A Collaborative Exploration (CE) in which participants explore the meaning of transformative learning by examining their own learning experiences and challenging what is, or is not transformative.

Description:

Over the past several decades, interest in transformative learning has continued to develop, and there are ongoing attempts to understand what this really means. Theories promoted by Jack Mezirow (e.g., Transformative Learning Theory), Paulo Friere ( e.g., conscientization), and others have attempted to define and describe what conditions, approaches, and shifts in perspective amount to the change that is implied by "transformative". More recently, Michael Newman (2012) has raised a "mutinous thought: perhaps there is no transformative learning; perhaps there is just good learning." He goes on to explain the flaws in the use of language and in other qualities that we use to identify transformative learning and attempt to demonstrate how it works. Under his view, a range of outcomes are possible when we learn, but all of these involve change to some degree, and therefore all learning can be transformative; this then makes the term and the concept ultimately meaningless, impossible to verify, and depend too much on subjective, inspirational stories, to the point where we may be better off abandoning this notion and focus on the aspects that make up good learning.

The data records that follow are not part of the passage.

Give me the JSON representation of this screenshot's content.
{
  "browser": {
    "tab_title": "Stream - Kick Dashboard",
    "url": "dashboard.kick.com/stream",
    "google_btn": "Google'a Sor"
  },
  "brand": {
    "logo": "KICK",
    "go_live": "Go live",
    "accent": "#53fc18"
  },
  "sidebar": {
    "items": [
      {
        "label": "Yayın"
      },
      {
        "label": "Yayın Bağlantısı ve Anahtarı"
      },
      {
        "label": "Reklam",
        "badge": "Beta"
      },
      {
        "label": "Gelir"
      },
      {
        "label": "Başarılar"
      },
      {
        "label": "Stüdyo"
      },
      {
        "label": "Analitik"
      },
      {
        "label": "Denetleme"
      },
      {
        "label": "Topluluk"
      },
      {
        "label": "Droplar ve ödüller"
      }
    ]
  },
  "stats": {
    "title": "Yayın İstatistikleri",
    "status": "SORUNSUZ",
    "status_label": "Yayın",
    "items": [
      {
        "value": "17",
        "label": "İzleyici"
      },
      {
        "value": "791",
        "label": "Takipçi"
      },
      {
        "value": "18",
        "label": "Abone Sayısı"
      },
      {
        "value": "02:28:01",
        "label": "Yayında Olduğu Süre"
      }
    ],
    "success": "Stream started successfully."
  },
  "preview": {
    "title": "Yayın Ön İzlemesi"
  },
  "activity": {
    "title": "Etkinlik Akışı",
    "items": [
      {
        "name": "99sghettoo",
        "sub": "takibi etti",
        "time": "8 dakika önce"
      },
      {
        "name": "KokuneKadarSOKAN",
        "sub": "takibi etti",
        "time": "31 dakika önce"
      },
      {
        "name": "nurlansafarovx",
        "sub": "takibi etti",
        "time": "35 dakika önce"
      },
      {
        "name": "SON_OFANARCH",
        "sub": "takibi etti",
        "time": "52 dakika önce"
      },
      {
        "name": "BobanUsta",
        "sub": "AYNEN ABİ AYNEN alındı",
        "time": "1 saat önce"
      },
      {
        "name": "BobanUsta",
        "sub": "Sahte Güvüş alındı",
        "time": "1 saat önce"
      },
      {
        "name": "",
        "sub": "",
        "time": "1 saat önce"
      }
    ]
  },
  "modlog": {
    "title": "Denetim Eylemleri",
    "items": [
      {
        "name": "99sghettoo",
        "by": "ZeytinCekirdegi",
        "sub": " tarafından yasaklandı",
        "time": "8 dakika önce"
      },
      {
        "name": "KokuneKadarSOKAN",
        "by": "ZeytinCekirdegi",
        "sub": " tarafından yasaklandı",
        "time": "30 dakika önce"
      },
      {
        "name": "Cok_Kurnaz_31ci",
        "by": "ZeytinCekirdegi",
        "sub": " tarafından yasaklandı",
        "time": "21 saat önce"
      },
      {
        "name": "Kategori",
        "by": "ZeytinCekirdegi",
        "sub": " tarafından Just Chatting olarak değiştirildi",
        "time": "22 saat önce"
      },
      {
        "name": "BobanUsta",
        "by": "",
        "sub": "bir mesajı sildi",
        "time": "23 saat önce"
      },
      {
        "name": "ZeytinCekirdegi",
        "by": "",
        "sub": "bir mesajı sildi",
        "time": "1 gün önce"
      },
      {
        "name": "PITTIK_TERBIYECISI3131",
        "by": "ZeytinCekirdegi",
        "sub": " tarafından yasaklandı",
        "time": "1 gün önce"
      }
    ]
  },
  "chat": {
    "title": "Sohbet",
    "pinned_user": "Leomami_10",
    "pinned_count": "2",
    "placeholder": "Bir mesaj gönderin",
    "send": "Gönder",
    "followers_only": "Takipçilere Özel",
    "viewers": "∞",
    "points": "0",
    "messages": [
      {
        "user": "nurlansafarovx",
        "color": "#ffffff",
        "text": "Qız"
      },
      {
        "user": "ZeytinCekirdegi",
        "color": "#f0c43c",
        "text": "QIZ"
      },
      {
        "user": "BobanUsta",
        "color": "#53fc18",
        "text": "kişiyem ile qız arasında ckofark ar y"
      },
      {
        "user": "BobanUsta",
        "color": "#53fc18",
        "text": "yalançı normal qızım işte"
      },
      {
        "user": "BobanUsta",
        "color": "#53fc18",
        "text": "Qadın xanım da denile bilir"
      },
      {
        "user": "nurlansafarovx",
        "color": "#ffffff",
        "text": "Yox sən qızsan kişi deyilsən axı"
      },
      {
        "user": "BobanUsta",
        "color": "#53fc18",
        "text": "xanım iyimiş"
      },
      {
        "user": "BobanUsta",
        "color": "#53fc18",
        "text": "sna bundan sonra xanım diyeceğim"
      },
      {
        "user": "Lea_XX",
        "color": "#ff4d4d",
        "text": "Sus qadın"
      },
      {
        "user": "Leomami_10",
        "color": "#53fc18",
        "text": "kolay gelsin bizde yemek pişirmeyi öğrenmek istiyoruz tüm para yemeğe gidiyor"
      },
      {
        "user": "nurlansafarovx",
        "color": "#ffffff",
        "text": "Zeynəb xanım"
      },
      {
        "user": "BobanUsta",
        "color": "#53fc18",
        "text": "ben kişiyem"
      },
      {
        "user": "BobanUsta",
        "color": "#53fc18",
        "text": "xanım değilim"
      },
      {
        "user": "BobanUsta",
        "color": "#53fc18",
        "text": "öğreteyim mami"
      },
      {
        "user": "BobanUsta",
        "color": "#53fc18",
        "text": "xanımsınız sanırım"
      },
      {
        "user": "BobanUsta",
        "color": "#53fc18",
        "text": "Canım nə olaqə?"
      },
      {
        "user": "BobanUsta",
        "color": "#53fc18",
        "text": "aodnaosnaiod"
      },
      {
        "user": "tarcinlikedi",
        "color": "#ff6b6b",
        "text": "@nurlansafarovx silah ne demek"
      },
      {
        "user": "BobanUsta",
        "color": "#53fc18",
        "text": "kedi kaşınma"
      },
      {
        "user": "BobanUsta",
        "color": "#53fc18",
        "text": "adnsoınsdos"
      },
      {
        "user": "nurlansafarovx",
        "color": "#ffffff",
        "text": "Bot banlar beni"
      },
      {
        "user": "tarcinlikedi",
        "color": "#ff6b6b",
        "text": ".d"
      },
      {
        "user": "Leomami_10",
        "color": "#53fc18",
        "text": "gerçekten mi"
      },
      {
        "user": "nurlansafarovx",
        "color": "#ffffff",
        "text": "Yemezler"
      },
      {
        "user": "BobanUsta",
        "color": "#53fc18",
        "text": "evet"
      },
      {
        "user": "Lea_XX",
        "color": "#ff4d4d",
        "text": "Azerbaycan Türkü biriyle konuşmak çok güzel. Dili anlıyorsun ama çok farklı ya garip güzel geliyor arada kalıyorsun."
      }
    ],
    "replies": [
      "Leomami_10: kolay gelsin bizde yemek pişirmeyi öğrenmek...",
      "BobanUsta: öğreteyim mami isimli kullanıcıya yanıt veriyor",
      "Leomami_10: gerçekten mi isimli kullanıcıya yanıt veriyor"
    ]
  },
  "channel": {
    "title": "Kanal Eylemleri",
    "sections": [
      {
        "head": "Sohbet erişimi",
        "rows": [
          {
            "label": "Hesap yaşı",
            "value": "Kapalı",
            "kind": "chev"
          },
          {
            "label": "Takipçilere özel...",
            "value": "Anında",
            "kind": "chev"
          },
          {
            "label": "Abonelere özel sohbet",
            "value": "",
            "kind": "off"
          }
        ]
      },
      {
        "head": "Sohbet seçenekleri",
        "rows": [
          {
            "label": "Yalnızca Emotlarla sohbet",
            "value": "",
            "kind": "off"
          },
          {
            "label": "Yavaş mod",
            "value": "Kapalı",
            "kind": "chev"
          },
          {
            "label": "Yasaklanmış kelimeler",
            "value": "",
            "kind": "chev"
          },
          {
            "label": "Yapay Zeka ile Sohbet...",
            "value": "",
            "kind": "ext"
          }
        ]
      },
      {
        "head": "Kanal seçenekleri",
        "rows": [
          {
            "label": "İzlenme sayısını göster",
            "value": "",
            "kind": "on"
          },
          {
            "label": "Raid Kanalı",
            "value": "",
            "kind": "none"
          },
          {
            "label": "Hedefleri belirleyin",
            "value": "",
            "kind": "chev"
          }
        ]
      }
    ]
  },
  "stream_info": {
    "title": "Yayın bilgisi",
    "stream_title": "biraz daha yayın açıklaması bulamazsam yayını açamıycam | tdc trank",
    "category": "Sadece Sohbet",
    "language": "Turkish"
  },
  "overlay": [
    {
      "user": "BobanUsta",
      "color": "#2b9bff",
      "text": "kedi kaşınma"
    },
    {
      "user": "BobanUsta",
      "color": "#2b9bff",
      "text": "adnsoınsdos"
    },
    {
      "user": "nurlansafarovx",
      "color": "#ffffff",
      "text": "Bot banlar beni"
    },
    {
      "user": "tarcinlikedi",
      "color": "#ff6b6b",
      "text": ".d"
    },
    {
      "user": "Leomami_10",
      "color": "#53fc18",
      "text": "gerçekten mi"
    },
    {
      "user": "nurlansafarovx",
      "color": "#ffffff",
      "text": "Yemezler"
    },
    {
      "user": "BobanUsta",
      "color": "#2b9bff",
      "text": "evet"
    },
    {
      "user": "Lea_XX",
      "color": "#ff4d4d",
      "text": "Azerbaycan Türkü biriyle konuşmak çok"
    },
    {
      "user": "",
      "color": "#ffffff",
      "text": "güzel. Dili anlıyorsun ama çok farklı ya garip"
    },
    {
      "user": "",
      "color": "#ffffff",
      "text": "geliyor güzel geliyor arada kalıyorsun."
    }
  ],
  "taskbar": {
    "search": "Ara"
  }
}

In this Collaborative Exploration, we will explore what can be said about transformative learning when we examine it through reflection on our personal experiences. When we use these experiences to build an understanding from the bottom up about what is or is not transformative, what else can we discover about what we think we know, and what we are actually doing with that knowledge, beyond appreciating our memories of those experiences?

Additionally, we might then ask other questions that explore where the transformative connects more broadly with our learning, teaching, and lives. What do we perceive as our own transformative experiences, and what can we learn by looking back on them and examining what made them so? What gets discovered and uncovered when we try to tell our own stories of transformation? How has transformation been catalyzed through the learning that was straightforward, ordinary, and pragmatic as well as from the deeply engaged or profound experiences? And then, how have such experiences eventually changed who we are as lifelong learners? Can we find relationships between the transformative experiences and the practices that we use in our ongoing teaching and learning, and in other types of work? What happens when we make deliberate attempts to build the transformative into these areas?

(For additional background on a related past Collaborative Exploration, see https://www.cct.umb.edu/CE3).

References:
Mezirow, J. (1991). Transformative dimensions of adult learning. San Francisco, CA: Jossey-Bass.
Newman, M. (2012a). Calling transformative learning into question: Some mutinous thoughts. Adult Education Quarterly, 62(1), 36-55.